新装改訂版の方がオススメ。ページ繰りが調節されていて、「衝撃の一行」をより鮮烈なものにしている(らしい)。
ちなみに私は初見でその一行をスルーしました。頭悪いな?
ソードアート・オンライン(1〜4巻)
元祖VRMMORPGものだけあって、やはり面白かった。
「同じ家からアクセスしているからグローバルIPアドレスは同一」みたいなことをキリトが言っていたり、誰でもVRMMOが作れるUnityみたいな開発環境が出てきたりと、コンピュータオタクホイホイが随所に仕掛けられていると感じた。あと、異なるゲーム世界の間を行き来できるようなシステムができつつあるらしく、どういうプロトコルになってるのかいろいろ想像してみるのも楽しい。
戦闘シーンは本で読んでもいまいち想像ができないので、アニメで見た方が分かりやすいかもしれない。ただ、そうするとコンピュータオタクホイホイの部分は省略されているだろうから、一長一短といえる。(当然のことながら、数万字ある地の文を全部アニメにするのは不可能だ)
もともと、「シノンが絶対好きなタイプのキャラだから2期をアニメで見たい。
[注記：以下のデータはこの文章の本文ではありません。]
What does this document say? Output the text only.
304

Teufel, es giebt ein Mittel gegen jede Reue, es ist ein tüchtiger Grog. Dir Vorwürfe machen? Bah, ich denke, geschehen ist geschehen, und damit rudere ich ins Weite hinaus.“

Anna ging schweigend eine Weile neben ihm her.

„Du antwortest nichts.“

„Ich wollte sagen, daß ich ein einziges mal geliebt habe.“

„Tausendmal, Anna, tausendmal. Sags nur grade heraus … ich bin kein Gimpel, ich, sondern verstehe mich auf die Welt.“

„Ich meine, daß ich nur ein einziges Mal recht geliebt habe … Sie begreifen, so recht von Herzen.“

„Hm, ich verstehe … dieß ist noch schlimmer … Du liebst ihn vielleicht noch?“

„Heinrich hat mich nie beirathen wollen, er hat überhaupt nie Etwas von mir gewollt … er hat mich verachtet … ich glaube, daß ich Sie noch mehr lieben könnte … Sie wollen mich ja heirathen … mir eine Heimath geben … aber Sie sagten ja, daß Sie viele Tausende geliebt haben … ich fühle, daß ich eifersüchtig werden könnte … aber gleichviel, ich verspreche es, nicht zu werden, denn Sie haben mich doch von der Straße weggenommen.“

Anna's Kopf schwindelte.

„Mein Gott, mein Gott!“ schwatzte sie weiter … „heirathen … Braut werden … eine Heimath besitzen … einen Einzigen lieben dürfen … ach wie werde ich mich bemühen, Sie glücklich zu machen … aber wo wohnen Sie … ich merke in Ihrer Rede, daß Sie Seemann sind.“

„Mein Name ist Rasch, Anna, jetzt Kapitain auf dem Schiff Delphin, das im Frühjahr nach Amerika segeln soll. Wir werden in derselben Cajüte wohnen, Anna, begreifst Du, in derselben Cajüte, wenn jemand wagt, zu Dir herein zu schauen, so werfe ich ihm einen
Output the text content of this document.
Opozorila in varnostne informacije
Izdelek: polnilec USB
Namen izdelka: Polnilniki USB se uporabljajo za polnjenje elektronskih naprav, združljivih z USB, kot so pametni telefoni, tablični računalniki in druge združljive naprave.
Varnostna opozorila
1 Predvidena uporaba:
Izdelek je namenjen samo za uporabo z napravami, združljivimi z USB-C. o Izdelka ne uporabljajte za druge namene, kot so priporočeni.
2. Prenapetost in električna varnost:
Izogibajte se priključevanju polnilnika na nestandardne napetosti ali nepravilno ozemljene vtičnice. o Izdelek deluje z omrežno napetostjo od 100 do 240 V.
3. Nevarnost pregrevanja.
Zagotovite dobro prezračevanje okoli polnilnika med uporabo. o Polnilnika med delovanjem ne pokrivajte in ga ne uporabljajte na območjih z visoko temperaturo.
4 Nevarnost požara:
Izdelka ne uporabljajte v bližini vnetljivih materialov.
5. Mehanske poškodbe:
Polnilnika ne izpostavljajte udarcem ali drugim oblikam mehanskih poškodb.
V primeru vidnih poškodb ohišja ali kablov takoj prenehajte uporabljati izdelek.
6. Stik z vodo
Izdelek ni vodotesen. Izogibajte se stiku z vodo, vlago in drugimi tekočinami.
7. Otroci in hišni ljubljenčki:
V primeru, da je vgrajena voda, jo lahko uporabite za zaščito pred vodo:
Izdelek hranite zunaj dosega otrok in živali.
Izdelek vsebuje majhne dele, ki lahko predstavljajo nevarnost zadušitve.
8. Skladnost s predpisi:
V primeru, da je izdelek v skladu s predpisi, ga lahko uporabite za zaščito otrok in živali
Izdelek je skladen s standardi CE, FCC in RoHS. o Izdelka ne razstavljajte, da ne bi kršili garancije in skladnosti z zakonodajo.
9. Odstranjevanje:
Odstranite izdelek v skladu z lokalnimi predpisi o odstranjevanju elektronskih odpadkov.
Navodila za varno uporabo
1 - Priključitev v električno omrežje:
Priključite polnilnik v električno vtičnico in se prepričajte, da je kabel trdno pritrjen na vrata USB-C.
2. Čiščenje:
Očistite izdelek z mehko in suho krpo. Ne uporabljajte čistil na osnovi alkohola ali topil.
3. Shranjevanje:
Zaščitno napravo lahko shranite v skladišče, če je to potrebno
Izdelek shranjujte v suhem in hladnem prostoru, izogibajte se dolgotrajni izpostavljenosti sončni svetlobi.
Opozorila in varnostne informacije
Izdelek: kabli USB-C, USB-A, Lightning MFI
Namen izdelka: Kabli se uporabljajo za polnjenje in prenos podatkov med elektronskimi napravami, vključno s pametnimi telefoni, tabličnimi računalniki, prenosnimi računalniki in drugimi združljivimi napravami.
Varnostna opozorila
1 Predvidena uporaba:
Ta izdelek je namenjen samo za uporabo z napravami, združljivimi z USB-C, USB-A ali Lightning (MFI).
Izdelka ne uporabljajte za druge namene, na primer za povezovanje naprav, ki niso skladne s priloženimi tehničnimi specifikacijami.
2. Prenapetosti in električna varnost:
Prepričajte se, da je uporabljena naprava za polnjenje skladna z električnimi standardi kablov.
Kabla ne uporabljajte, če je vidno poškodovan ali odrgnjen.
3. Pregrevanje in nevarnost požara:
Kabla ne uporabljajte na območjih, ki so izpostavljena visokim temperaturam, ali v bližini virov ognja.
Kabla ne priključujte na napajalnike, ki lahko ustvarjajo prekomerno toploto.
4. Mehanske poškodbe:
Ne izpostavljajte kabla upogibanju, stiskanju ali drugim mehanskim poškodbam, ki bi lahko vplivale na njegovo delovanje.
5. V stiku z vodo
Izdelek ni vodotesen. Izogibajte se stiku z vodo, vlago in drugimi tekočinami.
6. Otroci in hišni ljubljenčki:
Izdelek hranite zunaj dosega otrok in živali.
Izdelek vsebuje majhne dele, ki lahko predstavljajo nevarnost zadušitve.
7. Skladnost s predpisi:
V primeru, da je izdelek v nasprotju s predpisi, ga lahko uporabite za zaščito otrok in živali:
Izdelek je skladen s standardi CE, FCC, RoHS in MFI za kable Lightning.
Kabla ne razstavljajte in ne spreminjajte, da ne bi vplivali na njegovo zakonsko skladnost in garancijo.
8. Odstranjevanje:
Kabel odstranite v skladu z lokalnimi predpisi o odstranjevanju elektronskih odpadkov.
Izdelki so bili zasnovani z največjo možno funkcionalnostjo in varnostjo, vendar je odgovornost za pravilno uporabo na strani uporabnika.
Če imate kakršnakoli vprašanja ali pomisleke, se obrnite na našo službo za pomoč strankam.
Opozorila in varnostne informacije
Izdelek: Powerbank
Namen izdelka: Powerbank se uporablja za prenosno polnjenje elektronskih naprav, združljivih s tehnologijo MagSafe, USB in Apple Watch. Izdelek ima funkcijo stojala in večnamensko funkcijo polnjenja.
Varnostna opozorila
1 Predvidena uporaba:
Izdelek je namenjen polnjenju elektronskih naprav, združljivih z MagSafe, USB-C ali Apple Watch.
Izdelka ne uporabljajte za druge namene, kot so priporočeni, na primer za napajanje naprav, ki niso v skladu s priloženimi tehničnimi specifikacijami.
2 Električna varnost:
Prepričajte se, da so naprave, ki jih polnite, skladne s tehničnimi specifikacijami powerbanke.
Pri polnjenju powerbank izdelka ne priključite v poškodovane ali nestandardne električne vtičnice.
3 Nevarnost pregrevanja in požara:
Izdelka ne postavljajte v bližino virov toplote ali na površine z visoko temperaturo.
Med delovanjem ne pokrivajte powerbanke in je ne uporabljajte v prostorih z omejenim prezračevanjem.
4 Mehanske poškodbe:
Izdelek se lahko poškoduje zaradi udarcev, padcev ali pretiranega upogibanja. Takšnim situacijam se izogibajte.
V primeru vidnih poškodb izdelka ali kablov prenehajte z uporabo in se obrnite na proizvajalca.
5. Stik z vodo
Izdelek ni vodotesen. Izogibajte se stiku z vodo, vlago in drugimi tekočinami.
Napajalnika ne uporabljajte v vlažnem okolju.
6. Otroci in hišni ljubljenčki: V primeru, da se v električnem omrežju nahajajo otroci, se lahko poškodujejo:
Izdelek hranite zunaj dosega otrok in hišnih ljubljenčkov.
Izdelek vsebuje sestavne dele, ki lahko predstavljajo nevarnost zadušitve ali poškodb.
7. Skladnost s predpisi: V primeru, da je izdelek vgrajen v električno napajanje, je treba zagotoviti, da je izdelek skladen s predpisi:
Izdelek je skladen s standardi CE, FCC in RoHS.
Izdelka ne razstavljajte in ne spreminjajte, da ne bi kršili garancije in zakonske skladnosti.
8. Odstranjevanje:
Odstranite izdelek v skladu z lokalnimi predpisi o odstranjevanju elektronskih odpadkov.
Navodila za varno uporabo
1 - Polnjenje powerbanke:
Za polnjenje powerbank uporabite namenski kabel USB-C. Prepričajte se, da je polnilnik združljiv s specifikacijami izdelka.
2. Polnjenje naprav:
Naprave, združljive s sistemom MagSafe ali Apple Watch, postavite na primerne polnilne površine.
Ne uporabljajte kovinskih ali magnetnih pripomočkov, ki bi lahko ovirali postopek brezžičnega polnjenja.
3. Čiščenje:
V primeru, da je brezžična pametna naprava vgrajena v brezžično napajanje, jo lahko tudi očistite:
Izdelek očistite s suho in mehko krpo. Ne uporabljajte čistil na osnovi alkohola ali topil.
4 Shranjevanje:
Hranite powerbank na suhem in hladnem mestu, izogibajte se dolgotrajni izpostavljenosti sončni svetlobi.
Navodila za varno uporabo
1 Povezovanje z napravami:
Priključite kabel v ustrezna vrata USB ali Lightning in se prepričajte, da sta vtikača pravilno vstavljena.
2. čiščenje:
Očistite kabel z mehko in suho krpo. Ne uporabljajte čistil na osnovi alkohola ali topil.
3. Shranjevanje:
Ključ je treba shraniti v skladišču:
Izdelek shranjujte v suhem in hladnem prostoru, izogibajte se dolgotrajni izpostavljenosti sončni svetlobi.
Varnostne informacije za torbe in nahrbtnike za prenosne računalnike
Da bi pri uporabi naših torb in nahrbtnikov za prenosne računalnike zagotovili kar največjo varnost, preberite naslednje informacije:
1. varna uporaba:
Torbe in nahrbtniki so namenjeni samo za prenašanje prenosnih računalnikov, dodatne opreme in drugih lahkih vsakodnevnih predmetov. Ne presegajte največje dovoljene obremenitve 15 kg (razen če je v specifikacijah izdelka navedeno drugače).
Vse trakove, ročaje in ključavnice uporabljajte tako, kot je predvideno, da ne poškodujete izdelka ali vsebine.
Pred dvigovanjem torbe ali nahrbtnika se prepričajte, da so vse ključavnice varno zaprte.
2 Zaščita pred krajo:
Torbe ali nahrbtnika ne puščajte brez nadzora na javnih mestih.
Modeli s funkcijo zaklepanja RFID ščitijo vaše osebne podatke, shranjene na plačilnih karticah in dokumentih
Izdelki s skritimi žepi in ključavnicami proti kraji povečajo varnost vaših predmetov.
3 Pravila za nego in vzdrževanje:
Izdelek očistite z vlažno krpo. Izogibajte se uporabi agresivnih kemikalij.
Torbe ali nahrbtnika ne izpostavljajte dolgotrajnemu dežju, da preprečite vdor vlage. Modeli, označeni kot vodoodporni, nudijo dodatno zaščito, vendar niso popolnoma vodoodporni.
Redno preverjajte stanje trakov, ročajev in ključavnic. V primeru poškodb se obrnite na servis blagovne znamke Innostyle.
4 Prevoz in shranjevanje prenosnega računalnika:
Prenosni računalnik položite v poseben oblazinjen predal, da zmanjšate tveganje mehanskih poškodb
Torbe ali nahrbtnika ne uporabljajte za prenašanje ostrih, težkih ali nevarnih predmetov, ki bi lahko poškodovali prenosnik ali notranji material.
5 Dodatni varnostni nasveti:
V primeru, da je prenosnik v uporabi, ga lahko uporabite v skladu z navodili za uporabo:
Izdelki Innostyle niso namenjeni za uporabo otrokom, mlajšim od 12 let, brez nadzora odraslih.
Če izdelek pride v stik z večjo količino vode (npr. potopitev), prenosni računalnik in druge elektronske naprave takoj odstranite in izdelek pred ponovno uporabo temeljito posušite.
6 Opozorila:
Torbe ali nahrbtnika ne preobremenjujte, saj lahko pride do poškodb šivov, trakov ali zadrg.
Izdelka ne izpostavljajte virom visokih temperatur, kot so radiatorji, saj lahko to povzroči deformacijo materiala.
でも話を分かってないと困るし1期は重苦しくてアニメで見るのには耐えられないから原作で読もう!」という理由で読んでいたので、これで心置きなく2期を見れる。
うーん……1期もアニメで見ようかなあ……
読んでいない本について堂々と語る方法
なんというか、筆者の遊び心がめちゃくちゃ感じられる本。
内容としては、「読書は読んだ状態と読んでない状態に明快に分けられるようなものではない」「読んだ本というのは自分の中の観念であって実体ではない」「本において重要なのは他の本との関係性で、それを知るには読む必要は別にない」「作品の批評とか言ってるけど実は自分の思っていることについて書いてる」とかそういう感じのことが書いてある。
というか、そもそも「読んでいない本について堂々と語る方法」を本という形態で出版している時点で自己言及もいいところだ。
他にも、訳者の解釈によれば、作者は「この本を読んで真に受けた読者が過剰に教義を実践しようとする」様子を演じているらしいけど、それが正しければなんとも悪趣味な話。
とりあえず、本の結論(の1つ)は多分「詳細に入り込みすぎると自分を見失うからほどほどに」だと思うし、適度な距離感を持って適当に読めばいいのでは? 知らんけど。
共産主婦
食事、日用品、住宅事情まで、旧東側諸国の暮らしが体感できる。